Tallgrass Prairie Center


2017 Prairie on Farms Field Days:

The Prairie on Farms Program at the Tallgrass Prairie Center is providing four field days this year. Two were held in June and two will be offered in September. The field days will address how to plant successful native prairie plantings on agricultural fields. The field days are free and welcome to the public, conservation planners, technical service providers, landowners, land managers or anyone interested in learning more about the role native prairie vegetation can play on farms for water quality improvement, monarch recovery efforts and increasing habitat for wildlife and pollinators.

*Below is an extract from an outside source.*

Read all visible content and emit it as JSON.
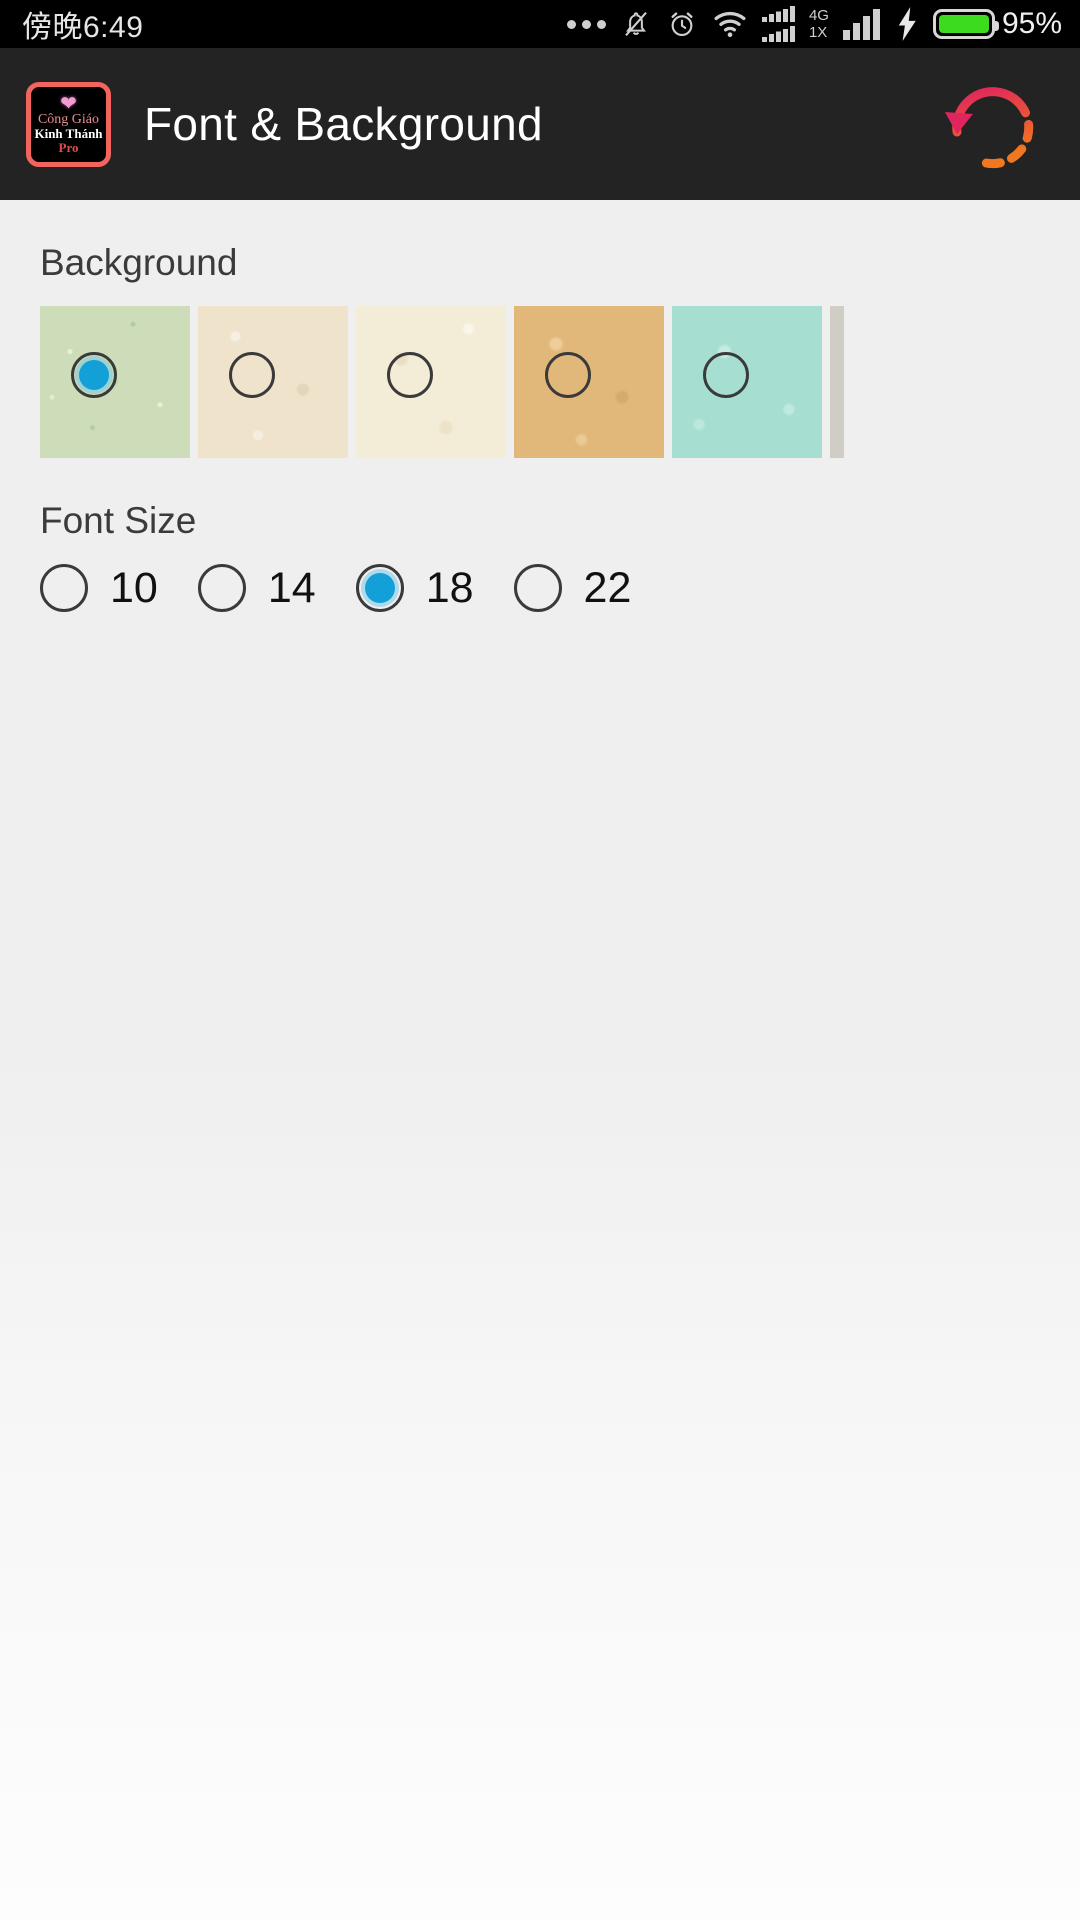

Attendees will learn site preparation and planting techniques, the benefits of first year establishment mowing, how to determine the proper seed mix for your site, how to evaluate the success of your native vegetation planting and much more!

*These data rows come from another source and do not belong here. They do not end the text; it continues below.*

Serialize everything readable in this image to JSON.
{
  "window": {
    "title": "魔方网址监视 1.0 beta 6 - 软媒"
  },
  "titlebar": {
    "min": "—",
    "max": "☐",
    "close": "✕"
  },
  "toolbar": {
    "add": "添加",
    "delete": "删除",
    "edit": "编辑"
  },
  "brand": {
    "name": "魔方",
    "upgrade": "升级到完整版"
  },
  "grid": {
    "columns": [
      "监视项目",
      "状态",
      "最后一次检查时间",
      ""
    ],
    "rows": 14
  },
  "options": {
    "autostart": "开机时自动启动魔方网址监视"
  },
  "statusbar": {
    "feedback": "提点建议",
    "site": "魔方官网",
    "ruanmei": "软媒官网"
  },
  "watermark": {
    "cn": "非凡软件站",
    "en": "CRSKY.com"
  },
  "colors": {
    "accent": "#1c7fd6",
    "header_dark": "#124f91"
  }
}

Registration is not required, but is preferred for meal planning purposes. For questions or to register please contact Ashley Kittle at ashley.kittle@uni.edu or 319-273-3828.

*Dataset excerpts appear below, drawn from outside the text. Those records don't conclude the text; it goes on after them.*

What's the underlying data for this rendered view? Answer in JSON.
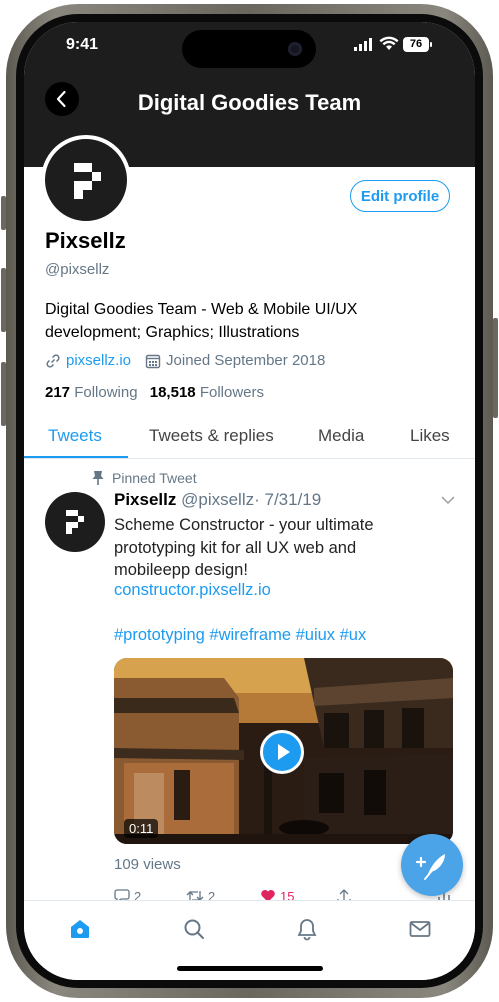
{
  "status_bar": {
    "time": "9:41",
    "battery": "76"
  },
  "header": {
    "title": "Digital Goodies Team"
  },
  "profile": {
    "edit_label": "Edit profile",
    "name": "Pixsellz",
    "handle": "@pixsellz",
    "bio": "Digital Goodies Team - Web & Mobile UI/UX development; Graphics; Illustrations",
    "website": "pixsellz.io",
    "joined": "Joined September 2018",
    "following_count": "217",
    "following_label": "Following",
    "followers_count": "18,518",
    "followers_label": "Followers"
  },
  "tabs": [
    {
      "label": "Tweets",
      "active": true
    },
    {
      "label": "Tweets & replies",
      "active": false
    },
    {
      "label": "Media",
      "active": false
    },
    {
      "label": "Likes",
      "active": false
    }
  ],
  "tweet": {
    "pinned_label": "Pinned Tweet",
    "author_name": "Pixsellz",
    "author_handle": "@pixsellz",
    "date": "· 7/31/19",
    "text": "Scheme Constructor - your ultimate prototyping kit for all UX web and mobileepp design!",
    "link": "constructor.pixsellz.io",
    "hashtags": "#prototyping #wireframe #uiux #ux",
    "video_duration": "0:11",
    "views": "109 views",
    "reply_count": "2",
    "retweet_count": "2",
    "like_count": "15"
  },
  "navbar": {
    "items": [
      "home-icon",
      "search-icon",
      "bell-icon",
      "mail-icon"
    ],
    "active": "home-icon"
  },
  "colors": {
    "accent": "#1d9bf0",
    "header_bg": "#1d1d1d",
    "like": "#e0245e"
  }
}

Field Day Dates and Locations:

Wednesday September 20, 9:00–12:00 – Renewable Farm, Cedar Falls. - A complimentary lunch will be served around 11:00. Renewable Farm is located at 1572 S Union Rd. Cedar Falls, IA 50613. Go .25 miles south of University Ave. on South Union Rd. The Farm will be on the east side of S. Union Rd. A spring 2017 in-field native prairie strip will be highlighted as well the Dry Run Creek Watershed Improvement Project.

Thursday September 21, 4:30-6:30 – J.H. Roadman Memorial Park, Dike. – A complimentary dinner will be provided at the conclusion of the event. J.H. Roadman Memorial Park is located 1.5 miles west of Dike on County Road D-19 (160th St.). The park is located on the north side of the road. This field day is in partnership with the ISU STRIPS team and will highlight the planting of in-field prairie strips and a saturated buffer.



First year establishment mowing, in field prairie strip, Dysart, Iowa. July 23, 2015.


First year establishment mowing on an in-field prairie strip planted in June 2015.  Early management of recently planted prairie communities is critical for weed control. Fast-growing annual weeds can form a closed canopy, reducing the amount of sunlight reaching the native seedlings. Frequent mowing is an effective technique to prevent a weed canopy from forming in a new prairie planting. Mowing can be done with any type of mower as long as the mower deck can be raised at least 4 inches.




Prairie on Farms workshop at the Luze Farm, Dysart, Iowa. June 2, 2015.

Dave Williams explains the operation of the Truax drill, with the contour prairie strip in the background.  On the table are bags of seed for one acre each of the three demonstration seed mixes (Economy (24 species, 3:1 Grass:forb, $130/ac); Diversity (71 spp, 1:1 grass:forb, $277/ac) and Pollinator (47 spp, 1:3 grass:forb, $370/ac). Pots contain examples of small prairie seedlings.

Greg Houseal explained seed quality and storage, while Dave Williams went over installation logistics, seeding method, site preparations, and drill calibration.

The workshop attracted over forty participants  including farmers and farm operators, land owners, professional land managers, natural resource professionals and conservation organizations.  

Presentations included ISU STRIPS project manager Tim Youngquist,  Benton County Roadside Manager Ben Bonar, Benton/Tam County Nutrient Reduction Demonstration Project manager Shannon Mitchell, NRCS Benton County Jim Brown, and farm owner Randy Luze.